The Maxam-Gilbert method of nucleotide sequence determination is based on preferential, base-specific methylation followed by chemical cleavage to generate a nested set of end- labeled derivatives.
In 1976-1977, Allan Maxam and Walter Gilbert developed a DNA sequencing method based on chemical modification of DNA and subsequent cleavage at specific bases. Although Maxam and Gilbert published their chemical sequencing method two years after the ground-breaking paper of Sanger and Coulson on plus-minus sequencing, Maxam-Gilbert sequencing rapidly became more popular, since purified DNA could be used directly, while the initial Sanger method required that each read start be cloned for production of single-stranded DNA. However, with the improvement of the chain-termination method (see below), Maxam-Gilbert sequencing has fallen out of favour due to its technical complexity prohibiting its use in standard molecular biology kits, extensive use of hazardous chemicals, and difficulties with scale-up.

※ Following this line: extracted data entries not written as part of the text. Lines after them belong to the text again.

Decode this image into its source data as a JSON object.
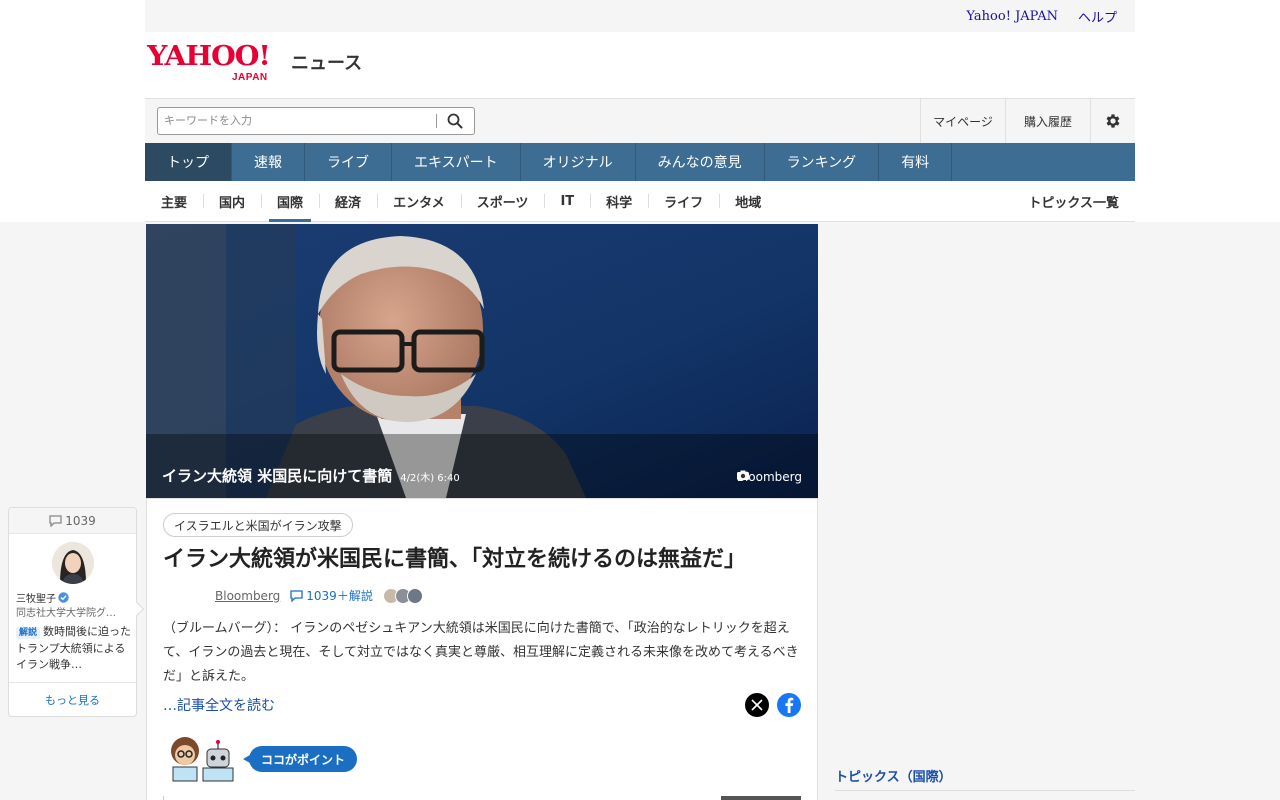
{
  "util": {
    "yahoo_japan": "Yahoo! JAPAN",
    "help": "ヘルプ"
  },
  "logo": {
    "brand": "YAHOO!",
    "sub": "JAPAN",
    "service": "ニュース"
  },
  "search": {
    "placeholder": "キーワードを入力"
  },
  "account": {
    "mypage": "マイページ",
    "history": "購入履歴"
  },
  "mainnav": [
    "トップ",
    "速報",
    "ライブ",
    "エキスパート",
    "オリジナル",
    "みんなの意見",
    "ランキング",
    "有料"
  ],
  "subnav": [
    "主要",
    "国内",
    "国際",
    "経済",
    "エンタメ",
    "スポーツ",
    "IT",
    "科学",
    "ライフ",
    "地域"
  ],
  "subnav_topics": "トピックス一覧",
  "hero": {
    "title": "イラン大統領 米国民に向けて書簡",
    "date": "4/2(木) 6:40",
    "credit": "Bloomberg"
  },
  "article": {
    "tag": "イスラエルと米国がイラン攻撃",
    "headline": "イラン大統領が米国民に書簡、「対立を続けるのは無益だ」",
    "source": "Bloomberg",
    "comments": "1039＋解説",
    "summary": "（ブルームバーグ）： イランのペゼシュキアン大統領は米国民に向けた書簡で、「政治的なレトリックを超えて、イランの過去と現在、そして対立ではなく真実と尊厳、相互理解に定義される未来像を改めて考えるべきだ」と訴えた。",
    "read_more": "…記事全文を読む",
    "point_label": "ココがポイント"
  },
  "comment_widget": {
    "count": "1039",
    "name": "三牧聖子",
    "affiliation": "同志社大学大学院グ…",
    "badge": "解説",
    "text": "数時間後に迫ったトランプ大統領によるイラン戦争…",
    "more": "もっと見る"
  },
  "right": {
    "topics_heading": "トピックス（国際）"
  },
  "colors": {
    "nav": "#3d6d92",
    "nav_active": "#2c4a62",
    "brand_red": "#e60033",
    "link": "#1a4fa8"
  }
}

The method requires radioactive labelling at one end and purification of the DNA fragment to be sequenced. Chemical treatment generates breaks at a small proportion of one or two of the four nucleotide bases in each of four reactions (G, A+G, C, C+T). Thus a series of labelled fragments is generated, from the radiolabelled end to the first 'cut' site in each molecule. The fragments in the four reactions are arranged side by side in gel electrophoresis for size separation. To visualize the fragments, the gel is exposed to X-ray film for autoradiography, yielding a series of dark bands each corresponding to a radiolabelled DNA fragment, from which the sequence may be inferred.
Also sometimes known as 'chemical sequencing', this method originated in the study of DNA-protein interactions (footprinting), nucleic acid structure and epigenetic modifications to DNA, and within these it still has important applications.